Espionage groups from China, Russia, and other nations have burned at least two dozen zero-days in edge devices over the past year in attempts to break into defense contractors' networks, according to analyses from Google and Recorded Future. Cyber operations have become a continuous instrument of national defense, and the defense industrial base (DIB) is squarely in the crosshairs.

Google's Threat Intelligence Group says China-linked actors keep aggressively targeting military contractors, deploying zero-day exploits against edge appliances for initial access, while Russian intelligence-tied groups have gone after secure messaging apps used by Ukrainian forces and worked to identify drone operators. The dominant strategy, GTIG's Luke McNamara says, is pre-positioning: organizations should assume continuous access-building rather than only headline-grabbing destructive events.

Edge devices — VPN appliances and security gateways from vendors like Cisco, Citrix, Fortinet, Ivanti, Juniper, Palo Alto Networks, and SonicWall — are the favored entry point. CISA's Known Exploited Vulnerabilities catalog records 26 edge-device vulnerabilities exploited in 2025 and 35 in 2024, with more than 100 such flaws abused over the past four years. These appliances are internet-facing, slower to patch, and less closely monitored than endpoints, Recorded Future's Levi Gundert notes.

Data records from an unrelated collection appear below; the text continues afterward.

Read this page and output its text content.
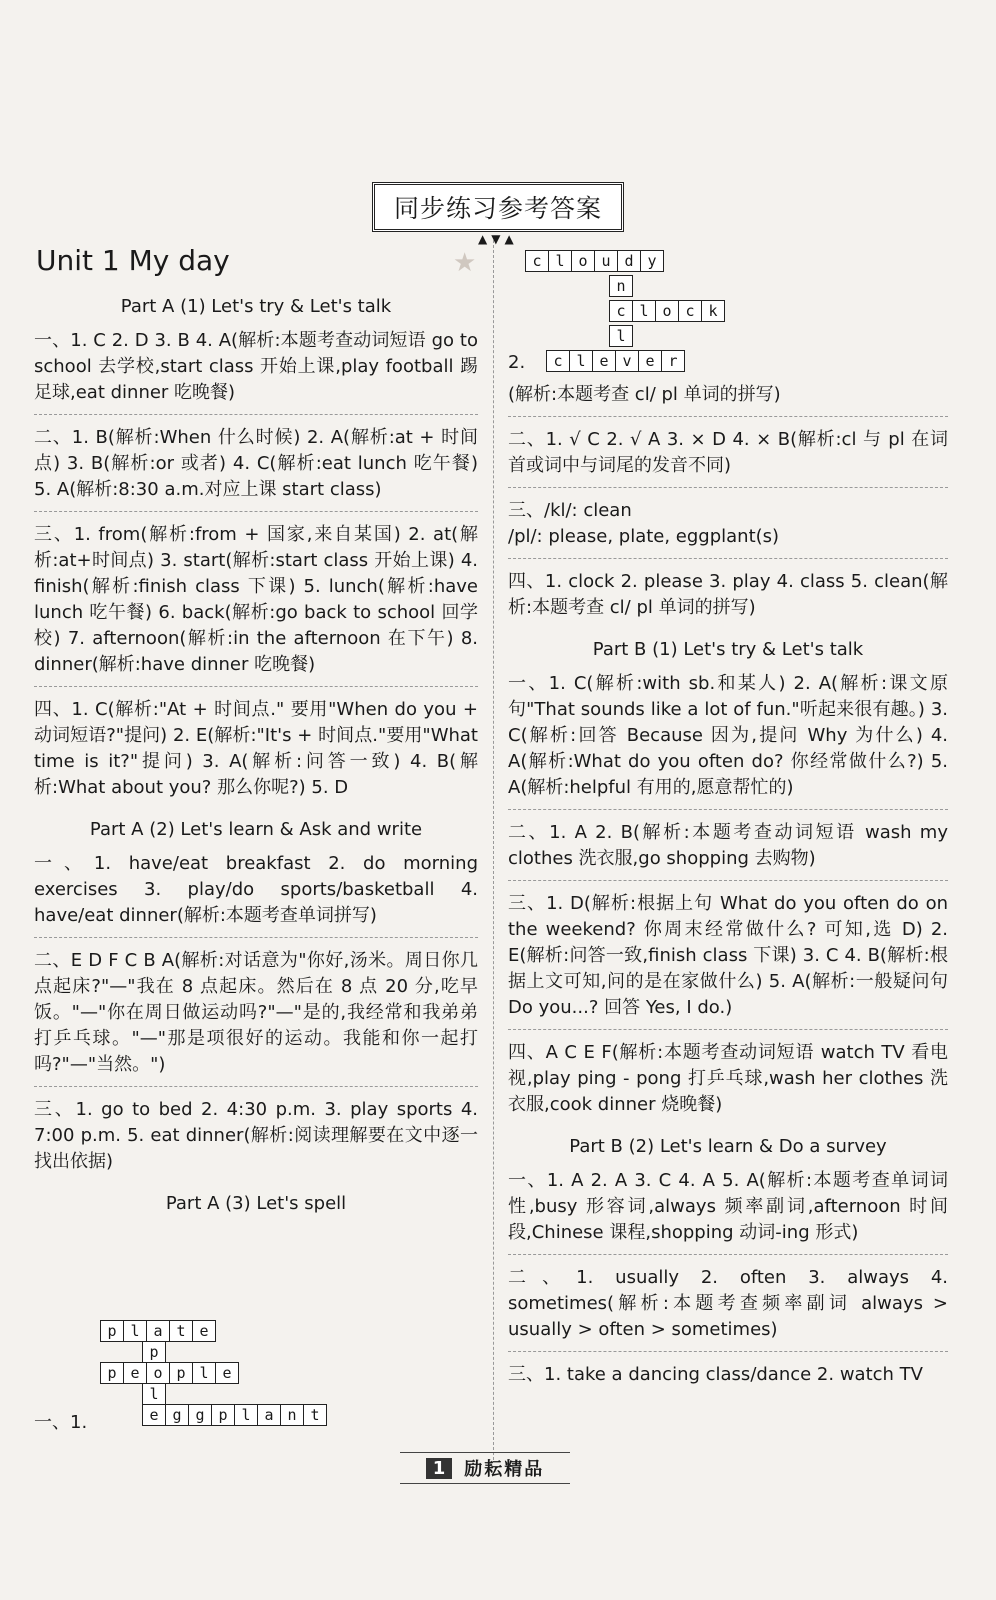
同步练习参考答案
▲▼▲
Unit 1 My day	★
Part A (1) Let's try & Let's talk
一、1. C 2. D 3. B 4. A(解析:本题考查动词短语 go to school 去学校,start class 开始上课,play football 踢足球,eat dinner 吃晚餐)
二、1. B(解析:When 什么时候) 2. A(解析:at + 时间点) 3. B(解析:or 或者) 4. C(解析:eat lunch 吃午餐) 5. A(解析:8:30 a.m.对应上课 start class)
三、1. from(解析:from + 国家,来自某国) 2. at(解析:at+时间点) 3. start(解析:start class 开始上课) 4. finish(解析:finish class 下课) 5. lunch(解析:have lunch 吃午餐) 6. back(解析:go back to school 回学校) 7. afternoon(解析:in the afternoon 在下午) 8. dinner(解析:have dinner 吃晚餐)
四、1. C(解析:"At + 时间点." 要用"When do you + 动词短语?"提问) 2. E(解析:"It's + 时间点."要用"What time is it?"提问) 3. A(解析:问答一致) 4. B(解析:What about you? 那么你呢?) 5. D
Part A (2) Let's learn & Ask and write
一、1. have/eat breakfast 2. do morning exercises 3. play/do sports/basketball 4. have/eat dinner(解析:本题考查单词拼写)
二、E D F C B A(解析:对话意为"你好,汤米。周日你几点起床?"—"我在 8 点起床。然后在 8 点 20 分,吃早饭。"—"你在周日做运动吗?"—"是的,我经常和我弟弟打乒乓球。"—"那是项很好的运动。我能和你一起打吗?"—"当然。")
三、1. go to bed 2. 4:30 p.m. 3. play sports 4. 7:00 p.m. 5. eat dinner(解析:阅读理解要在文中逐一找出依据)
Part A (3) Let's spell
一、1.
p l a t e
p
p e o p l e
l
e g g p l a n t
c l o u d y
n
c l o c k
l
c l e v e r
2.
(解析:本题考查 cl/ pl 单词的拼写)
二、1. √ C 2. √ A 3. × D 4. × B(解析:cl 与 pl 在词首或词中与词尾的发音不同)
三、/kl/: clean
/pl/: please, plate, eggplant(s)
四、1. clock 2. please 3. play 4. class 5. clean(解析:本题考查 cl/ pl 单词的拼写)
Part B (1) Let's try & Let's talk
一、1. C(解析:with sb.和某人) 2. A(解析:课文原句"That sounds like a lot of fun."听起来很有趣。) 3. C(解析:回答 Because 因为,提问 Why 为什么) 4. A(解析:What do you often do? 你经常做什么?) 5. A(解析:helpful 有用的,愿意帮忙的)
二、1. A 2. B(解析:本题考查动词短语 wash my clothes 洗衣服,go shopping 去购物)
三、1. D(解析:根据上句 What do you often do on the weekend? 你周末经常做什么? 可知,选 D) 2. E(解析:问答一致,finish class 下课) 3. C 4. B(解析:根据上文可知,问的是在家做什么) 5. A(解析:一般疑问句 Do you...? 回答 Yes, I do.)
四、A C E F(解析:本题考查动词短语 watch TV 看电视,play ping - pong 打乒乓球,wash her clothes 洗衣服,cook dinner 烧晚餐)
Part B (2) Let's learn & Do a survey
一、1. A 2. A 3. C 4. A 5. A(解析:本题考查单词词性,busy 形容词,always 频率副词,afternoon 时间段,Chinese 课程,shopping 动词-ing 形式)
二、1. usually 2. often 3. always 4. sometimes(解析:本题考查频率副词 always > usually > often > sometimes)
三、1. take a dancing class/dance 2. watch TV
1	励耘精品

Rather than stockpiling bugs, leading state actors invest in covertly accumulating access to identities, networks, and edge infrastructure — persistent collection in peacetime that preserves disruptive options in a crisis. The edge is not the only avenue: North Korea's APT43 has impersonated U.S. and German defense firms to steal credentials and plant backdoors, while UNC2970 has collected intelligence on defense and cybersecurity companies alike.